Kadına Şiddeti Böylemi Engelleyeceksiniz?
Kadına şiddeti lanetlediğini ileri süren bir kadın derneğinin Facebook grubunda, bazı üyelerin, kadına şiddeti besleyen ve teşvik eden bir ortam yarattıklarına şahit olan, Virgül muhabiri Yağmur Avcı, kadın gruplarında kadına şiddete kulp bulmaya çalışanları haber yaptı. Muhabirimiz haberin içerisinde, ‘’ Bazı grup üyeleri, şiddet gören kadının yaşından yola çıkarak, bu yaş da sevgili mi olur imasında bulunmaları, fiili şiddet […]

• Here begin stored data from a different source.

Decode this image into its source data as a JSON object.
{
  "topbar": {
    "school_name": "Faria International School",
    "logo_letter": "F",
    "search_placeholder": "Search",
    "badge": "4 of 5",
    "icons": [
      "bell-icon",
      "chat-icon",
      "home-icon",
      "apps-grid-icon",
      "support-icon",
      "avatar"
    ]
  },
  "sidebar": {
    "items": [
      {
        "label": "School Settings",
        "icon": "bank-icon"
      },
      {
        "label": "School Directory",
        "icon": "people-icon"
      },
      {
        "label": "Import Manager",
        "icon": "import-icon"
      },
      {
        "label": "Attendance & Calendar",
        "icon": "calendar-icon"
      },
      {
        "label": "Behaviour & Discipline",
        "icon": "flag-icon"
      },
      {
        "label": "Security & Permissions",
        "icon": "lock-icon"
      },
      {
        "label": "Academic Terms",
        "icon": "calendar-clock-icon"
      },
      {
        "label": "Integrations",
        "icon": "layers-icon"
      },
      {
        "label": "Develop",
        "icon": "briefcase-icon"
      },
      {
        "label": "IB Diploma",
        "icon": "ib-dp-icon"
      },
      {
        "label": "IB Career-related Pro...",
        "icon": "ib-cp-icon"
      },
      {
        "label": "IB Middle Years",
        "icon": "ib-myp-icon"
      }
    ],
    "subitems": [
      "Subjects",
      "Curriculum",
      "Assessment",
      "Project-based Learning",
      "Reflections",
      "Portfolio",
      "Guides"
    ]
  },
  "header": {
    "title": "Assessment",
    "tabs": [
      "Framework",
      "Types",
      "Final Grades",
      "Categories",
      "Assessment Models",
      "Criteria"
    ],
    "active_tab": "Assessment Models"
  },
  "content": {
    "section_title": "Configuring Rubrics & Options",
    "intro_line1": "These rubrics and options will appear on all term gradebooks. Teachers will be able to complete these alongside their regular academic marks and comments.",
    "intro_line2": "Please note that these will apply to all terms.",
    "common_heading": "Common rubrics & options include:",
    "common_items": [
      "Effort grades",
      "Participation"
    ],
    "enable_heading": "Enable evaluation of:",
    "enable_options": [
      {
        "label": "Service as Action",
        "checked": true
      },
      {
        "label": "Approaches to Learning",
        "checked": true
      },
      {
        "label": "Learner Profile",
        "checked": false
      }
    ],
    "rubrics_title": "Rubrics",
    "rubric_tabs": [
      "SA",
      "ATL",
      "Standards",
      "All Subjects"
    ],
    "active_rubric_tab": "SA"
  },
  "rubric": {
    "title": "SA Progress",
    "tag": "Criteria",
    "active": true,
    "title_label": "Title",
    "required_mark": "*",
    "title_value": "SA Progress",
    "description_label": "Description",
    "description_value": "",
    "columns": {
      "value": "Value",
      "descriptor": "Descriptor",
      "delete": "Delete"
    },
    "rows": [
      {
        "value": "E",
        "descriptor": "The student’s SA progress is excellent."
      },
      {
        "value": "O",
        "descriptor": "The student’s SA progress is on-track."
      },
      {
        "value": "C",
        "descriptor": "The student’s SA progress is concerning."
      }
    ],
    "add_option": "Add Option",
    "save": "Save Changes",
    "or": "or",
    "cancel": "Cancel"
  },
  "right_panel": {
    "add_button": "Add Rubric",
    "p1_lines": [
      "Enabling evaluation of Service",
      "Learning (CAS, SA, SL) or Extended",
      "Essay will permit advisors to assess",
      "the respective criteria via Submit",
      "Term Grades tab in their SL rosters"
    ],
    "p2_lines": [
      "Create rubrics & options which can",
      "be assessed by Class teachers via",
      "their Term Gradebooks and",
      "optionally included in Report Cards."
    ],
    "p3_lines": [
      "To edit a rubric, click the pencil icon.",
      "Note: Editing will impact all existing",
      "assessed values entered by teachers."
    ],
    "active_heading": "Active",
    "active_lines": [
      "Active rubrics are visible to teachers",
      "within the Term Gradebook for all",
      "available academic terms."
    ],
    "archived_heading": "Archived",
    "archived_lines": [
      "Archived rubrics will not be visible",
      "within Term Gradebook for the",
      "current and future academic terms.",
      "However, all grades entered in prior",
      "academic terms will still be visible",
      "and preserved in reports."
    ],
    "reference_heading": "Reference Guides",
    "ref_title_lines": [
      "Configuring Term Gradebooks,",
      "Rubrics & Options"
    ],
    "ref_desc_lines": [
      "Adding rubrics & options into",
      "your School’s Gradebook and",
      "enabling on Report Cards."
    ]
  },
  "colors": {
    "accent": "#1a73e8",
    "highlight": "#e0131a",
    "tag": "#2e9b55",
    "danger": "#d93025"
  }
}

Kadına şiddeti lanetlediğini ileri süren bir kadın derneğinin Facebook grubunda, bazı üyelerin, kadına şiddeti besleyen ve teşvik eden bir ortam yarattıklarına şahit olan, Virgül muhabiri Yağmur Avcı, kadın gruplarında kadına şiddete kulp bulmaya çalışanları haber yaptı.
Muhabirimiz haberin içerisinde, ‘’ Bazı grup üyeleri, şiddet gören kadının yaşından yola çıkarak, bu yaş da sevgili mi olur imasında bulunmaları, fiili şiddet gören kadına, psikolojik şiddet uyguladılar.’’ Yorumunda bulunması üzerine, muhabirimiz gruptan çıkartıldı ve kişisel Facebook sayfasına 54 defa spam saldırı düzenlendi.

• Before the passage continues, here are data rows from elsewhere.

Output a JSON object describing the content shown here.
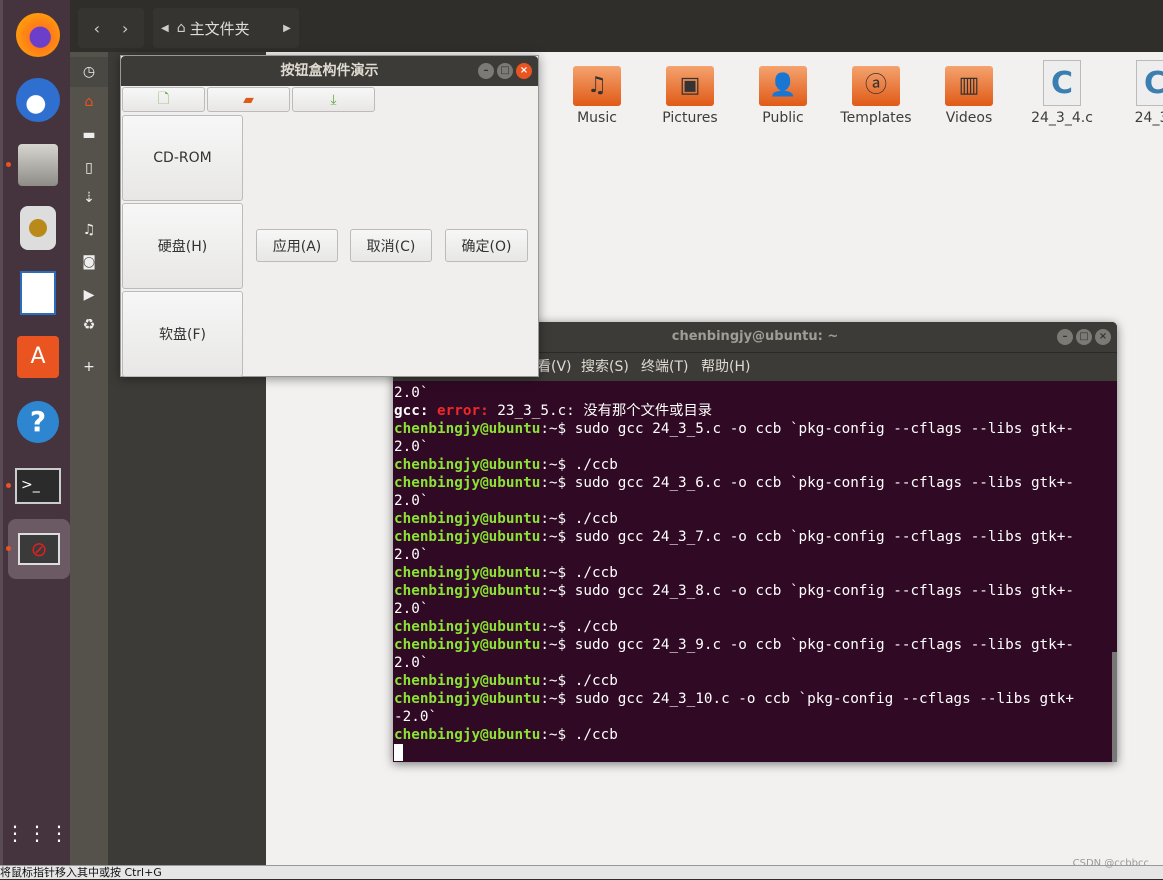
{
  "launcher": {
    "items": [
      "firefox",
      "thunderbird",
      "files",
      "rhythmbox",
      "libreoffice-writer",
      "software-center",
      "help",
      "terminal",
      "app-running"
    ],
    "running": [
      2,
      7,
      8
    ]
  },
  "topbar": {
    "location": "主文件夹"
  },
  "sidebar_icons": [
    "clock-icon",
    "home-icon",
    "folder-icon",
    "document-icon",
    "download-icon",
    "music-icon",
    "camera-icon",
    "video-icon",
    "trash-icon",
    "plus-icon"
  ],
  "files": [
    {
      "name": "Music",
      "type": "music"
    },
    {
      "name": "Pictures",
      "type": "pictures"
    },
    {
      "name": "Public",
      "type": "public"
    },
    {
      "name": "Templates",
      "type": "templates"
    },
    {
      "name": "Videos",
      "type": "videos"
    },
    {
      "name": "24_3_4.c",
      "type": "c"
    },
    {
      "name": "24_3_",
      "type": "c"
    }
  ],
  "dialog": {
    "title": "按钮盒构件演示",
    "left_buttons": [
      "CD-ROM",
      "硬盘(H)",
      "软盘(F)"
    ],
    "right_buttons": [
      "应用(A)",
      "取消(C)",
      "确定(O)"
    ],
    "toolbar": [
      "new-file-icon",
      "open-folder-icon",
      "save-download-icon"
    ]
  },
  "terminal": {
    "title": "chenbingjy@ubuntu: ~",
    "menu": [
      "查看(V)",
      "搜索(S)",
      "终端(T)",
      "帮助(H)"
    ],
    "lines": [
      [
        [
          "",
          "2.0`"
        ]
      ],
      [
        [
          "bw",
          "gcc:"
        ],
        [
          "",
          " "
        ],
        [
          "er",
          "error:"
        ],
        [
          "",
          " 23_3_5.c: 没有那个文件或目录"
        ]
      ],
      [
        [
          "pr",
          "chenbingjy@ubuntu"
        ],
        [
          "",
          ":~$ sudo gcc 24_3_5.c -o ccb `pkg-config --cflags --libs gtk+-"
        ]
      ],
      [
        [
          "",
          "2.0`"
        ]
      ],
      [
        [
          "pr",
          "chenbingjy@ubuntu"
        ],
        [
          "",
          ":~$ ./ccb"
        ]
      ],
      [
        [
          "pr",
          "chenbingjy@ubuntu"
        ],
        [
          "",
          ":~$ sudo gcc 24_3_6.c -o ccb `pkg-config --cflags --libs gtk+-"
        ]
      ],
      [
        [
          "",
          "2.0`"
        ]
      ],
      [
        [
          "pr",
          "chenbingjy@ubuntu"
        ],
        [
          "",
          ":~$ ./ccb"
        ]
      ],
      [
        [
          "pr",
          "chenbingjy@ubuntu"
        ],
        [
          "",
          ":~$ sudo gcc 24_3_7.c -o ccb `pkg-config --cflags --libs gtk+-"
        ]
      ],
      [
        [
          "",
          "2.0`"
        ]
      ],
      [
        [
          "pr",
          "chenbingjy@ubuntu"
        ],
        [
          "",
          ":~$ ./ccb"
        ]
      ],
      [
        [
          "pr",
          "chenbingjy@ubuntu"
        ],
        [
          "",
          ":~$ sudo gcc 24_3_8.c -o ccb `pkg-config --cflags --libs gtk+-"
        ]
      ],
      [
        [
          "",
          "2.0`"
        ]
      ],
      [
        [
          "pr",
          "chenbingjy@ubuntu"
        ],
        [
          "",
          ":~$ ./ccb"
        ]
      ],
      [
        [
          "pr",
          "chenbingjy@ubuntu"
        ],
        [
          "",
          ":~$ sudo gcc 24_3_9.c -o ccb `pkg-config --cflags --libs gtk+-"
        ]
      ],
      [
        [
          "",
          "2.0`"
        ]
      ],
      [
        [
          "pr",
          "chenbingjy@ubuntu"
        ],
        [
          "",
          ":~$ ./ccb"
        ]
      ],
      [
        [
          "pr",
          "chenbingjy@ubuntu"
        ],
        [
          "",
          ":~$ sudo gcc 24_3_10.c -o ccb `pkg-config --cflags --libs gtk+"
        ]
      ],
      [
        [
          "",
          "-2.0`"
        ]
      ],
      [
        [
          "pr",
          "chenbingjy@ubuntu"
        ],
        [
          "",
          ":~$ ./ccb"
        ]
      ]
    ]
  },
  "statusbar": {
    "hint": "将鼠标指针移入其中或按 Ctrl+G"
  },
  "watermark": "CSDN @ccbbcc",
  "colors": {
    "terminal_bg": "#300a24",
    "prompt": "#8ae234",
    "error": "#ef2929",
    "accent": "#e95420"
  }
}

Diğer yandan, kadın grubundan bilgi alıp haber yapılamayacağı ileri sürüldü. Her şeyden önce, sosyal paylaşım sitelerinin var oluş nedenine aykırı olan bu söylem, neden paylaşımda bulunuyorsunuz – sorusunu akıllara getirmekte.
Zira Facebook gibi paylaşım sitelerinde, ‘paylaş’ botuna bastığınız andan itibaren, bunu herkes görebilir.
Zaten sizde herkes görsün diye paylaşmıyor musunuz?
İşin teknik boyutuna pek girmeyeceğim.
Sonuçta biz yasal olarak, topluma paylaşılmış bir bilgiyi, alabilir ve haberleştirebiliriz. Bu bizim yasal hakkımız.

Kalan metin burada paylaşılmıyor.